Minnesota Department of Human Services Inspector General Carolyn Ham was placed on “investigative leave” in March, but reporters learned Friday that the investigation into Ham’s conduct hasn’t even started yet.
She’s the only inspector general in Minnesota, and her office is housed under the Department of Human Services. As such, she’s responsible for investigating the DHS’s programs, like the Child Care Assistance Program (CCAP). So when the Office of the Legislative Auditor confirmed in a March report that millions of dollars in government payments went to fraudulent child care centers, it didn’t take long for the DHS to place Ham on leave.
Her long-term status with the department won’t be determined until an investigation into her conduct is completed, but that investigation hasn’t started yet—nearly four full months after she was suspended.
“As to the reason for the long delay, you will have to ask DHS,” she added.
DHS officials, however, continue to refuse to comment on the status of the investigation, claiming it’s not public information.
House Minority Leader Kurt Daudt (R-Crown) and State Rep.
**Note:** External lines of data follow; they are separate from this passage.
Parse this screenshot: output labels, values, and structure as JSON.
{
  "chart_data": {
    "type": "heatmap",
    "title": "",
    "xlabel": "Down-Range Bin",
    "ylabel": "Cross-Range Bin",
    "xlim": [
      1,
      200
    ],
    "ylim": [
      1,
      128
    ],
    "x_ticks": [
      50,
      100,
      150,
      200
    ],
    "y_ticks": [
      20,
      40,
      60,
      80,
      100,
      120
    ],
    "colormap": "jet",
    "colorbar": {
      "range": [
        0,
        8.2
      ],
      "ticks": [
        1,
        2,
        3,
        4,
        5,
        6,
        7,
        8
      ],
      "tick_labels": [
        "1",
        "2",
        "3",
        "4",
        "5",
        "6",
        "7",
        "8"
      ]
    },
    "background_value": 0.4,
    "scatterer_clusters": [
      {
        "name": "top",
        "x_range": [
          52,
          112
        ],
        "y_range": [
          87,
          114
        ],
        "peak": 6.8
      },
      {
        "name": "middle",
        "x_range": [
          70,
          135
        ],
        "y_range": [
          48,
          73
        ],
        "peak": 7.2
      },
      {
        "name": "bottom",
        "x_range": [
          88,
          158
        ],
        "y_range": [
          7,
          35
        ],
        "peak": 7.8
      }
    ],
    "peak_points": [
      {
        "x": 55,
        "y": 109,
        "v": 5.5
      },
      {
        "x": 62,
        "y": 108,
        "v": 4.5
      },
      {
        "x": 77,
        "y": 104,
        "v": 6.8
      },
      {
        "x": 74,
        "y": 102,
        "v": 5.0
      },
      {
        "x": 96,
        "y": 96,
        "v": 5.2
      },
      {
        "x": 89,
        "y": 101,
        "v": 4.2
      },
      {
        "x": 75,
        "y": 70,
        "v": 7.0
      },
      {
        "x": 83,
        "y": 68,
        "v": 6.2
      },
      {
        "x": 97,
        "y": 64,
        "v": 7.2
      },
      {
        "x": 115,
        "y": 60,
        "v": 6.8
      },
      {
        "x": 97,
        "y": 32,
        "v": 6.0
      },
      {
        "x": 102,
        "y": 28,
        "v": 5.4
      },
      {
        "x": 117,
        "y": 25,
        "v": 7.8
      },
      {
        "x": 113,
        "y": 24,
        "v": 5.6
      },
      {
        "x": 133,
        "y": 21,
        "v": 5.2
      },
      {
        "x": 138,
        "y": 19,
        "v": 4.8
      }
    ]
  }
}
Mary Franson (R-Alexandria) will hold a press conference Monday to discuss the ongoing issues at DHS.
“If what Ms. Ham says is true, and the investigation has not yet begun, we deserve answers from Gov. Tim Walz and Tony Lourey—immediately,” Franson said in a statement. “Minnesota taxpayers have paid $42,000 for her to remain on investigative leave for her role in allowing what the Legislative Auditor described as ‘pervasive’ fraud. She should have been removed months ago.”